Monday, October 20, 2014

Sweet dreams, motherf*cker

I am wide awake. Again.

I cannot sleep. I cannot turn off my brain.

A little background: I WAS asleep. Or mostly asleep. After laying in bed for maybe 45 minutes, I was pretty well asleep. And then my darling husband jolted me awake, insisting that there was water dripping on the bed and that I needed to turn my light on RIGHT NOW.

As you can imagine, after inspecting the bed and listening to his now highly irritated wife insist that there's no fucking water dripping on the fucking bed, he went right back to sleep. Only after asking, "Why do I keep doing that? Imagining weird things on the bed? Huh." Which only made the situation more charming.

I took two of the possible three sleeping pills my doctor prescribed tonight. I started off with one, and that seemed to work for a day or two. Then it didn't, so I moved to two. I don't think I really had a chance to see how those worked because then I got sick (again, dammit) and switched to Nyquil. This is my first night off the Nyquil and back on the sleeping pills.

My guess is that if I went back to my doctor and described what happens, she might prescribe two separate beds, in two separate rooms. And given my feelings towards the man currently sawing logs next to me, I wouldn't put up much of an argument.

Okay, in an attempt to gain unconsciousness again, I have now downed two Nyquil. We'll see if that works.

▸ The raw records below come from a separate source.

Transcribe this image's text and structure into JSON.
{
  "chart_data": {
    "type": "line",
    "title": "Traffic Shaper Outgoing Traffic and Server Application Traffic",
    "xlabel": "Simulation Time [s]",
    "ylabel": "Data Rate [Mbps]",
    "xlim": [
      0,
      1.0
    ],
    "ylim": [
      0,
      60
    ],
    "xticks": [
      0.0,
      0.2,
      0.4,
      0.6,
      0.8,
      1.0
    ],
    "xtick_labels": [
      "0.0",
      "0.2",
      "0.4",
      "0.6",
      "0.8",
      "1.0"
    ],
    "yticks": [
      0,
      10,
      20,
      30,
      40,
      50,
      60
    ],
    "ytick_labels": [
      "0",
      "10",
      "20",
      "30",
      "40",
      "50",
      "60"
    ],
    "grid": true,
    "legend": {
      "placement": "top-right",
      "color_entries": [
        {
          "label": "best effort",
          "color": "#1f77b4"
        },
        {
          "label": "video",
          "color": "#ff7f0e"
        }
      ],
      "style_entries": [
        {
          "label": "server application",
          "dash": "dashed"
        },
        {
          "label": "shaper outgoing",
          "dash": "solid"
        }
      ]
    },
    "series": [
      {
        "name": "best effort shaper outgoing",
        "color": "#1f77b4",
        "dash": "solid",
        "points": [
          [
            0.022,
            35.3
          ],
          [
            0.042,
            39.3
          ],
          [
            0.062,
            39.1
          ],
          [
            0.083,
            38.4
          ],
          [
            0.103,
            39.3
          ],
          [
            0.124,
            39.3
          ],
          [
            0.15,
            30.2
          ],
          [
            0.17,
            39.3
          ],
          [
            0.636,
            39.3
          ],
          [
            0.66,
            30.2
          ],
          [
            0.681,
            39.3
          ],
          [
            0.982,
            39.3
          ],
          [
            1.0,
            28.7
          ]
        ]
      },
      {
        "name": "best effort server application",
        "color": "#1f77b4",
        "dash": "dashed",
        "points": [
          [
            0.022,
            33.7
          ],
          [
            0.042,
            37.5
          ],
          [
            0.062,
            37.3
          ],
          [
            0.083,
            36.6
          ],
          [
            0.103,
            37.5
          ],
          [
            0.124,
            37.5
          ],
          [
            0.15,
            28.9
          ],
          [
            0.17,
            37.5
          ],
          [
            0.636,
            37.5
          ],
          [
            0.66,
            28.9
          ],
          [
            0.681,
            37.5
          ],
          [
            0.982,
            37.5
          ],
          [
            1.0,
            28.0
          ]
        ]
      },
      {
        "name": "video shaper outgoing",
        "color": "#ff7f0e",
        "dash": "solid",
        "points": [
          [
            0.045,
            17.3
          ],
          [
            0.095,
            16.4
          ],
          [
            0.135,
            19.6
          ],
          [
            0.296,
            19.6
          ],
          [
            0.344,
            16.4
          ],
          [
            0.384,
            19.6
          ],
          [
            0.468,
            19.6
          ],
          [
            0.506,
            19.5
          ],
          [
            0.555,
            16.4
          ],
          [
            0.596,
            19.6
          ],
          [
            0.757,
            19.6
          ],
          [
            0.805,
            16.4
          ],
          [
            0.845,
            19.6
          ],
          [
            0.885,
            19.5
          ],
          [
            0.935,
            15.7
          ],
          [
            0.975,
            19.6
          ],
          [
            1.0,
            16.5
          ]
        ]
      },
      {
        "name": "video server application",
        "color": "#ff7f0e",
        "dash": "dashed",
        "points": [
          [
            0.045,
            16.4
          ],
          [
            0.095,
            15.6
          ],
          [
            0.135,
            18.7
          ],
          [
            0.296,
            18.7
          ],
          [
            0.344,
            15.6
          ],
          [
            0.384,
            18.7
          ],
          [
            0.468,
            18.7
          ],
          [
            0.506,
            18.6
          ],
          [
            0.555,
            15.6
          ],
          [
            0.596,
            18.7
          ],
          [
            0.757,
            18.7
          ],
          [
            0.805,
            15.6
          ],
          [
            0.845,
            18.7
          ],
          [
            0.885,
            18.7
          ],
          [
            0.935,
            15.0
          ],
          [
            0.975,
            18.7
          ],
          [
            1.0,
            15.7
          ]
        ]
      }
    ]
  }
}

In the meantime, I think I will set my alarm for various times throughout the night. I will wake up at these times and scream incoherent things at my husband, hopefully waking him up in the process. Then, due to my sleeping pill/Nyquil cocktail, I shall blissfully pass out again and leave him wondering what the fuck just happened.

Here are some ideas:
1. A huge cantaloupe is attacking us. (or insert fruit of your choice.)
2. There are monsters under the bed.
3. Aliens at the door.
4. Knock knock...who's there...
5. Turn on the light! Turn on the light! (and give no reason)
6. There's a lobster in here somewhere. (I can't take full credit for this. He's already used it.)
7. Spiders! Spiders everywhere! (again, one of his gems.)
8. Hey, is your alarm set? Is MY alarm set?
9. You got orange? You got orange? Ha, all I've got is underwear. (one of my favorites that he trotted out years ago. Turn-around is fair play.)